Senator Bernie Sanders (I-VT) claimed a strong victory in the 2020 New Hampshire Democratic presidential primary but of perhaps greater significance were the two clear losers. It’s hardly breaking news that the listing ship of former Vice President Joe Biden has been particularly unseaworthy of late, but progressive firebrand Sen. Elizabeth Warren’s (D-MA) campaign may just have been sunk by a New England state that decisively rejected her.
Downward and Out?
Sanders is now two-for-two in impressive ballot performances out of the gate while his main rival for the progressive mantle in the Dem field has underperformed dismally. Warren has been stumbling in the dark ever since her ill-advised post-debate confrontation with Sanders in Des Moines, IA, in January. In accusing Sanders of telling her in a private conversation that a woman could not win the presidency in 2020, and then playing the victim who feels personally wounded at being called a liar when Sanders denied making any such comment, Warren came across as petty and overly contentious. And all in a very contrived way. Sanders easily brushed the would-be squabble aside and has been cruising in the progressive lane ever since.
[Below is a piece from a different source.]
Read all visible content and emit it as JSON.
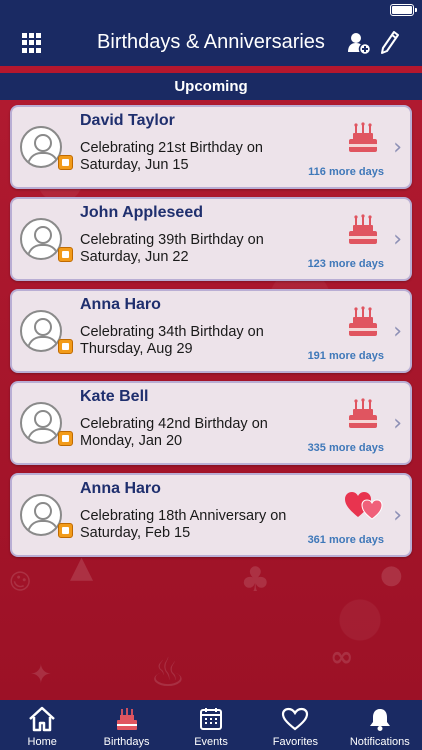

As Biden has faded, the establishment wing of the party, horrified over a potential Sanders nomination, has pushed the heretofore uninspiring campaigns of former South Bend, IN, Mayor Pete Buttigieg and Sen. Amy Klobuchar (D-MN). The predictable collapse of the aged Delaware political dinosaur has significantly boosted those two aspirants’ chances but has done nothing to help scuffling progressive Warren.
Comfortable Delusions Shattered
Coming off a weak third-place showing in Iowa, Warren desperately needed to show signs of life in a state that neighbors her home territory of Massachusetts. Instead, she was rolled even more convincingly. Sanders is, of course, a New Englander as well and was expected to win New Hampshire, but the Warren campaign simply cannot spin the fiasco that is being doubled up in the vote in her own backyard by an undistinguished Minnesotan who had lagged in polling throughout the preliminary primary season. Nor can Warren dismiss the fact that her chief progressive rival, Sanders, was on pace to nearly triple her paltry vote total.

Elizabeth Warren (Photo by Caroline Brehman/CQ-Roll Call, Inc via Getty Images)
“Our campaign is built for the long haul — and we’re just getting started,” Warren defiantly tweeted as the ugly details of her second straight also-ran showing were being revealed. Just how this is so is a complete mystery. In fact, her team seems more out of touch by the day. In a bizarre statement, Warren campaign manager Roger Lau asserted before polls closed on Feb. 11 that Sanders, the rapidly evaporating Biden, and Warren were the three sturdiest candidates in the Dem field and that “[i]n that three-way race, Elizabeth Warren is the candidate with the highest potential ceiling of support.”
Harsh reality then intruded upon this fantasy scenario as Lau’s candidate was thoroughly lapped by Buttigieg and Klobuchar on top of the thrashing Sanders administered to her in the progressive lane. Meanwhile, Biden, that other stout contender in Lau’s feverish mind, joined Warren at the deep bottom of the top-five barrel.
No Dem has shown the ability to deliver a knockout blow at this point, but in a field that needs to be culled, the startlingly poor performances of Biden and Warren offer evidence that some definition may finally be beginning to take shape. Buttigieg and Klobuchar will battle to take up the fallen Biden’s “moderate” (read: establishment) credentials while Sanders is poised to own the progressive aisle seeking to shake up the Democratic Party. As Warren falls out of the picture, billionaire former New York City Mayor Michael Bloomberg will be the only possible wild card left to disrupt a progressive vs. establishment battle royale between Sanders and the winner of the coming Buttigieg/Klobuchar struggle.
In this regard, then, the New Hampshire winners truly are not as important as the losers. There is indeed still a long way to go in the race for the nomination, but for Joe Biden and Elizabeth Warren, the journey may soon be over.